There would still be war, because in today's world only the Muslims wage war based on their religion. Revolutionary wars, Civil Wars, WWI, WWII, Korea, Vietnam, Gulf War and many wars waged by other countries have not been about religion. However, Religion in our past and in some cases our present has played a large role in conflict. The beginnings of all religions have seen conflict in the name of their gods. People don’t realize that Islam is the youngest of the world’s great religions, that it is still very much a work-in-progress on its vast frontiers, and that its forms are at least as various as the countless confessions and sects of Christendom. Islam is a vivid, dynamic, and vibrant religion of changing shape and potential. But Islam’s local identities are far from decided in its struggling borderlands, and, in times of tumult, any religion can turn toward the darkness as easily as toward the light. Religious intolerance always returns in times of doubt and disorder.

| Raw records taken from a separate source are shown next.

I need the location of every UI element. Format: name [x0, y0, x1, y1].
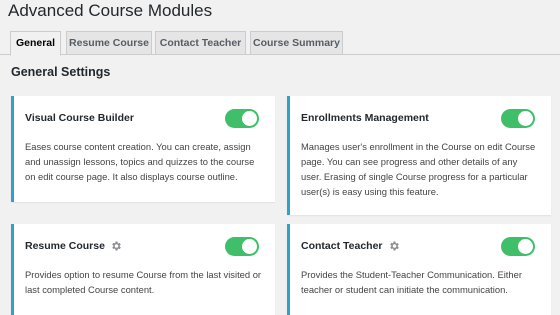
toggle-knob	[242, 111, 257, 126]
card-title-text: Enrollments Management	[301, 112, 429, 124]
card-title-text: Contact Teacher	[301, 240, 383, 252]
section-title: General Settings	[11, 65, 111, 79]
toggle-knob	[242, 239, 257, 254]
card-title: Enrollments Management	[301, 112, 429, 124]
card-description: Manages user's enrollment in the Course …	[301, 141, 536, 197]
enrollments-management-toggle[interactable]	[501, 109, 535, 128]
card-description: Provides option to resume Course from th…	[25, 269, 262, 295]
toggle-knob	[518, 111, 533, 126]
card-title-text: Visual Course Builder	[25, 112, 134, 124]
card-title: Visual Course Builder	[25, 112, 134, 124]
gear-icon[interactable]	[110, 240, 122, 252]
tab-bar: General Resume Course Contact Teacher Co…	[0, 31, 560, 56]
card-description: Eases course content creation. You can c…	[25, 141, 255, 182]
card-title: Resume Course	[25, 240, 122, 252]
tab-general[interactable]: General	[10, 31, 61, 56]
card-description: Provides the Student-Teacher Communicati…	[301, 269, 522, 295]
module-card-enrollments-management: Enrollments Management Manages user's en…	[287, 96, 551, 215]
tab-course-summary[interactable]: Course Summary	[250, 31, 343, 55]
contact-teacher-toggle[interactable]	[501, 237, 535, 256]
gear-icon[interactable]	[388, 240, 400, 252]
page-title: Advanced Course Modules	[8, 1, 213, 20]
resume-course-toggle[interactable]	[225, 237, 259, 256]
module-card-resume-course: Resume Course Provides option to resume …	[11, 224, 275, 315]
module-card-contact-teacher: Contact Teacher Provides the Student-Tea…	[287, 224, 551, 315]
visual-course-builder-toggle[interactable]	[225, 109, 259, 128]
card-title: Contact Teacher	[301, 240, 400, 252]
tab-contact-teacher[interactable]: Contact Teacher	[155, 31, 246, 55]
toggle-knob	[518, 239, 533, 254]
module-card-visual-course-builder: Visual Course Builder Eases course conte…	[11, 96, 275, 202]
tab-resume-course[interactable]: Resume Course	[66, 31, 152, 55]
card-title-text: Resume Course	[25, 240, 105, 252]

This struggle between religious forms and between prescriptive and repressive doctrine of faiths, is one of the two great strategic issues of our time—along with the redefinition of the socio-economic roles of women, their transition from being the property of men to being equal partners with men (which is the most profound social development in human history).
The ease with which today’s Americans of diverse faiths interact in social settings has allowed us to forget that our ancestors, in their homelands, massacred one another over the contents of the communion cup, or slaughtered Jews and called it God’s desire, or delivered their faith to their colonies with Bibles and breech-loading rifles. Some even brought their hatreds to our shores, but America conquered their bigotries over the generations—although even we have not vanquished intolerance completely. Still, for most contemporary Americans, religion has become as comfortable as it remains comforting. But human history is largely a violent contest of gods and the men who served them, and our age is the latest, intense serial in a saga that shaped our earliest myths.
Religions change, because men change them. Fundamentalists insist upon an historical stasis, but evolution in the architecture of faith has always been essential to, and reflective of, human progress. Certainty is comforting, but a religion’s capacity for adaptive behavior unleashes the energies necessary to renew both the faith and the society in which it flourishes. On its frontiers, Islam remains capable of the changes necessary to make it, once again, a healthy, luminous faith whose followers can compete globally on its own terms. But the hard men from that religion’s ancient homelands are determined to frustrate every exploratory effort they can. The Muslim extremist from the Middle East has one consistent message: Return to the past, for that is what God wants. Beware, no matter his faith, of the man who presumes to tell you what God wants. It cannot be accomplished, of course, this longed-for return to a golden age of sanctity and success, that is mostly myth, is gone. But the bloody-handed terrorists and their mentors are determined to pay any price to frustrate those Muslims who believe that God is capable of smiling, or that it is possible to change the earth without challenging Heaven.
Religion can and should be a powerful belief for peace. However, often enough, it has been used to wage war. History has shown us that as religions take it's final form, the will to wage war on behalf of it, dissapears.